Au coeur de la réflexion de Mme Slaughter se trouve une question cruciale: quand on dit «tout avoir», que veut-on dire au juste?

«On ne se demande jamais si les hommes, eux, peuvent «tout avoir»», observe Marie-Josée Gagnon, présidente fondatrice de Casacom et mère de deux enfants. «Cette femme semble habitée par de multiples remords, on a l'impression qu'elle a raté sa vie. De plus, elle nous dit qu'il n'est simplement pas possible pour les femmes de vivre une vie complète et elle déclare forfait pour des générations entières. Au fond, il faut avoir pour objectif de vivre une vie satisfaisante et si cela signifie d'avoir une carrière et d'avoir une vie de famille, eh bien, c'est ça.»

«Je ne suis pas mère, mais je ne crois pas qu'on puisse tout avoir, croit quant à elle Léa Clermont-Dion, étudiante en sciences politiques, auteure et féministe. Cette génération qui a voulu tout avoir a été motivée par la quête de la performance. C'est le syndrome de notre société.
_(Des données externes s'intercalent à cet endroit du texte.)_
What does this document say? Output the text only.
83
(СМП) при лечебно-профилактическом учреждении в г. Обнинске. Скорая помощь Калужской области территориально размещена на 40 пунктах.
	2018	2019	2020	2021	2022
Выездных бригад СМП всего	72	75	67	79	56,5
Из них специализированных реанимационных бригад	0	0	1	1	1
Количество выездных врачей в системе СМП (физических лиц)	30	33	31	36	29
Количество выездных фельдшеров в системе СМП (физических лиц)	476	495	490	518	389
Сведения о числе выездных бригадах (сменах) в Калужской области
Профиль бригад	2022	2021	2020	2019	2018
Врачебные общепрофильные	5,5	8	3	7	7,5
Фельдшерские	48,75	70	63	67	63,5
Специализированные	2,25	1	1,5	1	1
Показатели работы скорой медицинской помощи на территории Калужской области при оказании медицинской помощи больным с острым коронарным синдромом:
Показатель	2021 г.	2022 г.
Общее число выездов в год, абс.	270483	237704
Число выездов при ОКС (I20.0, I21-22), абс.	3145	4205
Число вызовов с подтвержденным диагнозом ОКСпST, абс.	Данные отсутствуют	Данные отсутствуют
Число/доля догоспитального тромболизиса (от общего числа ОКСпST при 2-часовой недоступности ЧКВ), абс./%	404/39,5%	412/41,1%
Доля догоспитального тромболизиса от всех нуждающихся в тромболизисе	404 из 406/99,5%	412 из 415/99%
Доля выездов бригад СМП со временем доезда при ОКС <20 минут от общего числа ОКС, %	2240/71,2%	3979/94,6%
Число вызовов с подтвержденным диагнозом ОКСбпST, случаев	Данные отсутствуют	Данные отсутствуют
Et je sens encore cette pression, on nous donne l'illusion à nous, les femmes, que nous serons des superwomen toute notre vie. Cela dit, je ne suis pas d'accord avec le fait qu'il faille restreindre nos choix. Je crois plutôt qu'il faut adapter l'espace public et construire de nouveaux modèles plus équilibrés.»

En 1996, la réalisatrice et auteure Norah Ephron, qui s'est éteinte cette semaine à l'âge de 71 ans, a prononcé un discours devant les diplômées du Collège Wellesley. Ses propos sonnent comme une réponse aux questionnements d'Anne-Marie Slaughter. «Peut-être que les jeunes filles ne se demandent plus aujourd'hui si elles peuvent tout avoir, mais si vous vous posez la question, sachez que, bien sûr, vous pouvez tout avoir. Qu'allez-vous faire? Tout, j'imagine. Il faut accepter que ce sera un peu bordélique et compliqué, et que rien ne sera jamais comme vous l'aviez imaginé, mais les surprises ont du bon. N'ayez pas peur, vous pouvez toujours changer d'idée. Je le sais, j'ai eu quatre carrières et trois maris.»